The Lost Art of the Letter

On Friday night, my female housemates and I went to the food festival at our local Maronite Catholic church. Not long ago, I never would have imagined that I’d willingly go out for food I’d never even heard of before, but there I sat, eating a baked kibbee sandwich and a Lebanese salad. We came home and graded while watching Twilight. I’m still not convinced that there’s any literary quality to the books, but the movie was pretty good. Very intense, very goth. It lacks the epic nature of Harry Potter, though, so try as the media might to call it the next HP, it is absolutely not.

When I woke up on Saturday morning, then, after falling asleep over my last few post-Twilight papers, I was in a mildly melancholy mood. I decided to write a letter. Part of my motive is that I want to use up enough of the 42-cent stamps I have before the rate goes up so that I don’t have to buy more 2-cent stamps and can justify buying more forever stamps. The rest of my motivation was totally authentic, though.

People don’t write letters anymore. Like many people, I love getting real mail, with a stamp and an address. It takes so much time, and in our fast-food world, writing a letter is a commitment. I write emails and read countless blog posts and articles, but online writing and reading is very different. There’s an investment to crafting a long, personal email, but it’s not the same as handwriting. As I wrote, I found myself choosing each word very carefully, and even thinking more slowly, because my hand can only keep up so well with my rapid thoughts. Typing is instantaneous: you think, you tap your fingers against the keyboard, and the words are there. Writing takes effort. It takes practice and skill (a fact I remember as I struggle with my students’ papers).

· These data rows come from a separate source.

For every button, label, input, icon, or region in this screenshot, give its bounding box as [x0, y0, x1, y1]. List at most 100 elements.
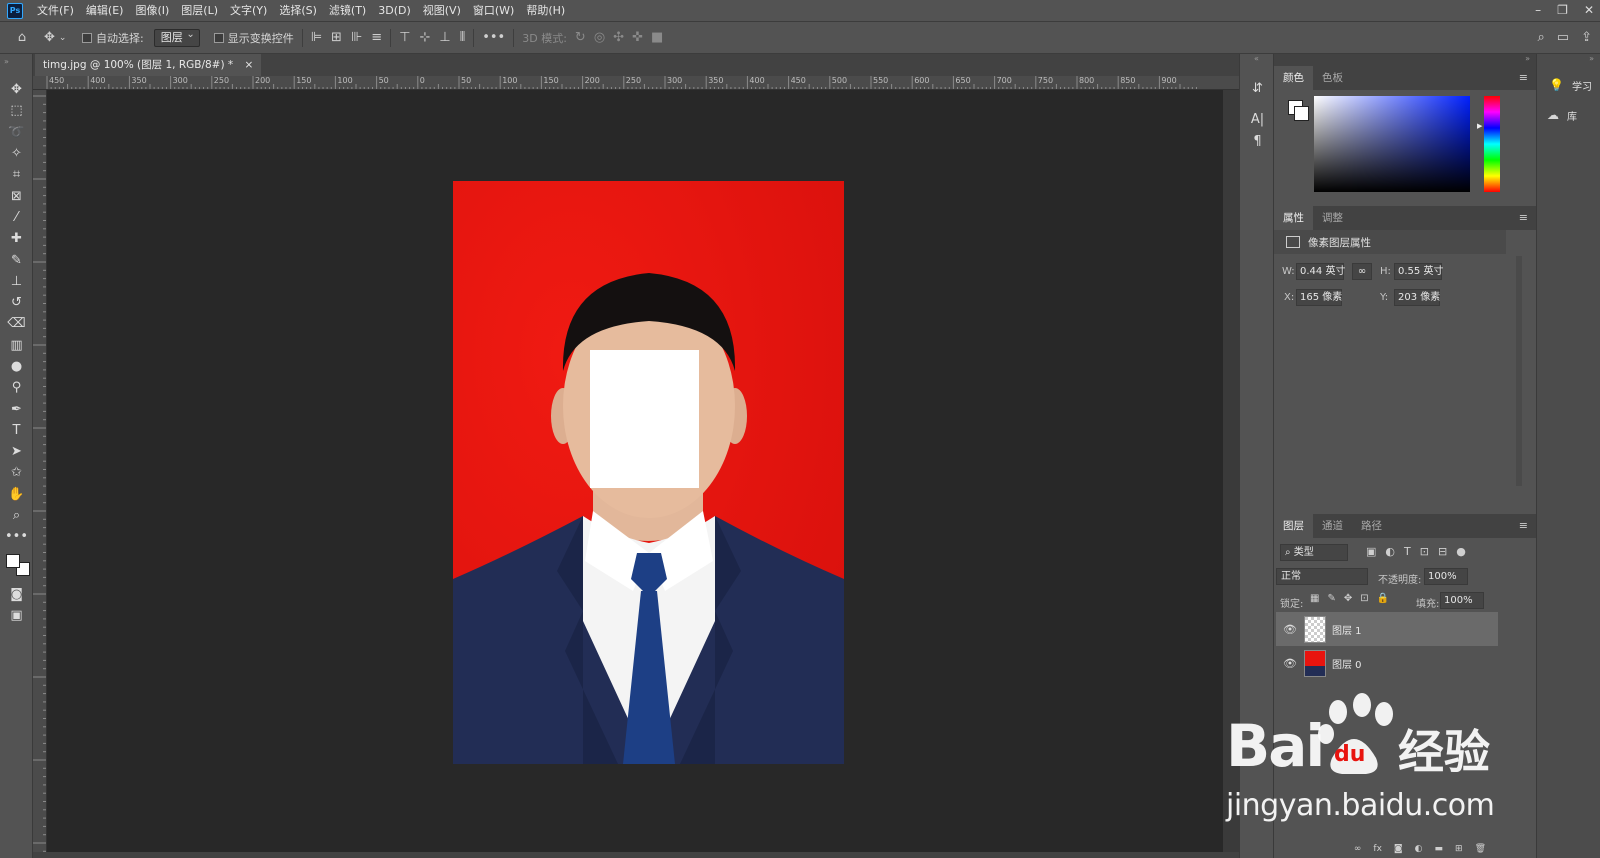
menu-window[interactable]: 窗口(W)	[467, 0, 520, 21]
panel-menu-icon[interactable]: ≡	[1519, 71, 1528, 84]
healing-brush-tool-icon[interactable]: ✚	[0, 228, 33, 249]
auto-select-target-dropdown[interactable]: 图层	[153, 27, 200, 47]
align-vcenter-icon[interactable]: ⊹	[420, 30, 431, 45]
menu-image[interactable]: 图像(I)	[129, 0, 175, 21]
lock-all-icon[interactable]: 🔒	[1377, 593, 1389, 604]
collapse-icon[interactable]: »	[1274, 54, 1536, 66]
filter-type-icon[interactable]: T	[1404, 545, 1411, 558]
tab-properties[interactable]: 属性	[1274, 206, 1313, 230]
layer-row[interactable]: 👁 图层 1	[1276, 612, 1498, 646]
lasso-tool-icon[interactable]: ➰	[0, 122, 33, 143]
history-panel-icon[interactable]: ⇵	[1240, 78, 1275, 99]
minimize-icon[interactable]: –	[1535, 0, 1541, 20]
menu-help[interactable]: 帮助(H)	[520, 0, 571, 21]
collapse-icon[interactable]: »	[1537, 54, 1600, 66]
filter-pixel-icon[interactable]: ▣	[1366, 545, 1376, 558]
blend-mode-dropdown[interactable]: 正常	[1276, 568, 1368, 585]
search-icon[interactable]: ⌕	[1538, 30, 1545, 45]
align-right-icon[interactable]: ⊪	[351, 30, 362, 45]
3d-orbit-icon[interactable]: ↻	[575, 30, 586, 45]
link-icon[interactable]: ∞	[1352, 263, 1372, 280]
show-transform-checkbox[interactable]	[213, 32, 224, 43]
hand-tool-icon[interactable]: ✋	[0, 484, 33, 505]
menu-filter[interactable]: 滤镜(T)	[323, 0, 372, 21]
foreground-color-swatch[interactable]	[6, 553, 20, 568]
layer-row[interactable]: 👁 图层 0	[1276, 646, 1498, 680]
close-icon[interactable]: ✕	[1584, 0, 1594, 20]
lock-artboard-icon[interactable]: ⊡	[1360, 593, 1368, 604]
workspace-icon[interactable]: ▭	[1557, 30, 1569, 45]
tab-color[interactable]: 颜色	[1274, 66, 1313, 90]
menu-select[interactable]: 选择(S)	[273, 0, 323, 21]
path-selection-tool-icon[interactable]: ➤	[0, 441, 33, 462]
character-panel-icon[interactable]: A|	[1240, 109, 1275, 130]
width-field[interactable]: 0.44 英寸	[1296, 263, 1345, 280]
dodge-tool-icon[interactable]: ⚲	[0, 377, 33, 398]
delete-layer-icon[interactable]: 🗑	[1475, 844, 1486, 858]
add-mask-icon[interactable]: ◙	[1394, 844, 1403, 858]
share-icon[interactable]: ⇪	[1581, 30, 1592, 45]
more-options-icon[interactable]: •••	[482, 30, 505, 45]
menu-edit[interactable]: 编辑(E)	[80, 0, 130, 21]
lock-position-icon[interactable]: ✥	[1344, 593, 1352, 604]
brush-tool-icon[interactable]: ✎	[0, 249, 33, 270]
tab-paths[interactable]: 路径	[1352, 514, 1391, 538]
eraser-tool-icon[interactable]: ⌫	[0, 313, 33, 334]
menu-3d[interactable]: 3D(D)	[372, 0, 417, 21]
move-tool-icon[interactable]: ✥	[0, 79, 33, 100]
blur-tool-icon[interactable]: ●	[0, 356, 33, 377]
history-brush-tool-icon[interactable]: ↺	[0, 292, 33, 313]
filter-smart-object-icon[interactable]: ⊟	[1438, 545, 1447, 558]
hue-marker-icon[interactable]: ▶	[1477, 122, 1482, 130]
document-tab[interactable]: timg.jpg @ 100% (图层 1, RGB/8#) * ×	[35, 54, 262, 76]
distribute-icon[interactable]: ≡	[371, 30, 382, 45]
shape-tool-icon[interactable]: ✩	[0, 462, 33, 483]
filter-shape-icon[interactable]: ⊡	[1420, 545, 1429, 558]
fill-field[interactable]: 100%	[1440, 592, 1484, 609]
auto-select-checkbox[interactable]	[82, 32, 92, 43]
tab-swatches[interactable]: 色板	[1313, 66, 1352, 90]
frame-tool-icon[interactable]: ⊠	[0, 185, 33, 206]
clone-stamp-tool-icon[interactable]: ⊥	[0, 271, 33, 292]
chevron-down-icon[interactable]: ⌄	[59, 33, 67, 43]
3d-roll-icon[interactable]: ◎	[594, 30, 605, 45]
y-field[interactable]: 203 像素	[1394, 289, 1440, 306]
x-field[interactable]: 165 像素	[1296, 289, 1342, 306]
opacity-field[interactable]: 100%	[1424, 568, 1468, 585]
align-bottom-icon[interactable]: ⊥	[439, 30, 450, 45]
align-left-icon[interactable]: ⊫	[311, 30, 322, 45]
fx-icon[interactable]: fx	[1373, 844, 1382, 858]
eye-icon[interactable]: 👁	[1280, 657, 1300, 670]
color-swatches[interactable]	[0, 548, 32, 584]
menu-layer[interactable]: 图层(L)	[175, 0, 224, 21]
pen-tool-icon[interactable]: ✒	[0, 398, 33, 419]
panel-menu-icon[interactable]: ≡	[1519, 519, 1528, 532]
layer-filter-dropdown[interactable]: ⌕ 类型	[1280, 544, 1348, 561]
tab-layers[interactable]: 图层	[1274, 514, 1313, 538]
filter-adjustment-icon[interactable]: ◐	[1385, 545, 1395, 558]
lock-transparent-icon[interactable]: ▦	[1310, 593, 1319, 604]
collapse-icon[interactable]: «	[1240, 54, 1273, 66]
crop-tool-icon[interactable]: ⌗	[0, 164, 33, 185]
screen-mode-icon[interactable]: ▣	[0, 605, 33, 626]
move-tool-icon[interactable]: ✥	[44, 30, 55, 45]
color-picker-field[interactable]	[1314, 96, 1470, 192]
zoom-tool-icon[interactable]: ⌕	[0, 505, 33, 526]
align-hcenter-icon[interactable]: ⊞	[331, 30, 342, 45]
edit-toolbar-icon[interactable]: •••	[0, 526, 33, 547]
type-tool-icon[interactable]: T	[0, 420, 33, 441]
close-tab-icon[interactable]: ×	[245, 59, 254, 71]
menu-view[interactable]: 视图(V)	[417, 0, 467, 21]
hue-slider[interactable]	[1484, 96, 1500, 192]
3d-pan-icon[interactable]: ✣	[613, 30, 624, 45]
magic-wand-tool-icon[interactable]: ✧	[0, 143, 33, 164]
eye-icon[interactable]: 👁	[1280, 623, 1300, 636]
adjustment-layer-icon[interactable]: ◐	[1415, 844, 1423, 858]
home-icon[interactable]: ⌂	[18, 30, 26, 45]
properties-scrollbar[interactable]	[1516, 256, 1522, 486]
new-layer-icon[interactable]: ⊞	[1455, 844, 1463, 858]
learn-button[interactable]: 💡 学习	[1537, 70, 1600, 100]
menu-type[interactable]: 文字(Y)	[224, 0, 273, 21]
panel-menu-icon[interactable]: ≡	[1519, 211, 1528, 224]
3d-slide-icon[interactable]: ✜	[632, 30, 643, 45]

Over all, the emotions behind a letter are far more profound than any email can be. I will admit to writing a few love letters in my past, but they never seemed quite the same as the stacks in a grandmother’s closet. Even when I printed them to tuck into my paper journal, they seemed less, somehow. So, even though my letter doesn’t say much, and probably contains fewer words than this blog post, I am proud of it. I hope it brings my feelings to its recipient, and I hope that the art of writing letters is never truly lost.

Tweenbots

I found out about Tweenbots through an education blog I read, What It’s Like on the Inside. (I found What It’s Like while I was googling “teacher mental health days,” but that’s a different story.) It’s such an intriguing idea. Check out the site and watch the video. Would you stop to help a slow, simple robot make its way through a busy public park? As much as I love taking surveys and participating in research, I’m not sure I would have helped. There’s definitely fodder here for some commentary about the kindness of people, especially New Yorkers, but it’s too late for that right now, I think.

Catholic Carnival 212

Despite the distressing announcement that Jay is putting the Catholic Carnival on hold until he can find new hosts, I’m still determined to catch up on all the carnivals I missed. (I wish I could volunteer even for one week, but my life is filled to overflowing already.)

RAnn’s post “Bless Me Father, for I Have Sinned” from Carnival 212 stuck out to me. I went to confession on Saturday to prepare for Easter this weekend (yay!), and I spent some time reflecting afterward in my church’s columbarium. It was an unusual visit to the confessional, even for me. I hadn’t been in a while (though “a while” for most Catholics is a lot longer than it is for me), and I stayed behind the screen for the first time in years. I even took a list. I wanted to symbolically burn it when I got home, but after Earth Hour, we couldn’t find any matches. I settled for ripping it to shreds. The main point I drew from the original post was that, from our perspectives, confession is different every time. Thankfully, from the perspective of heaven, the grace conferred is always the same.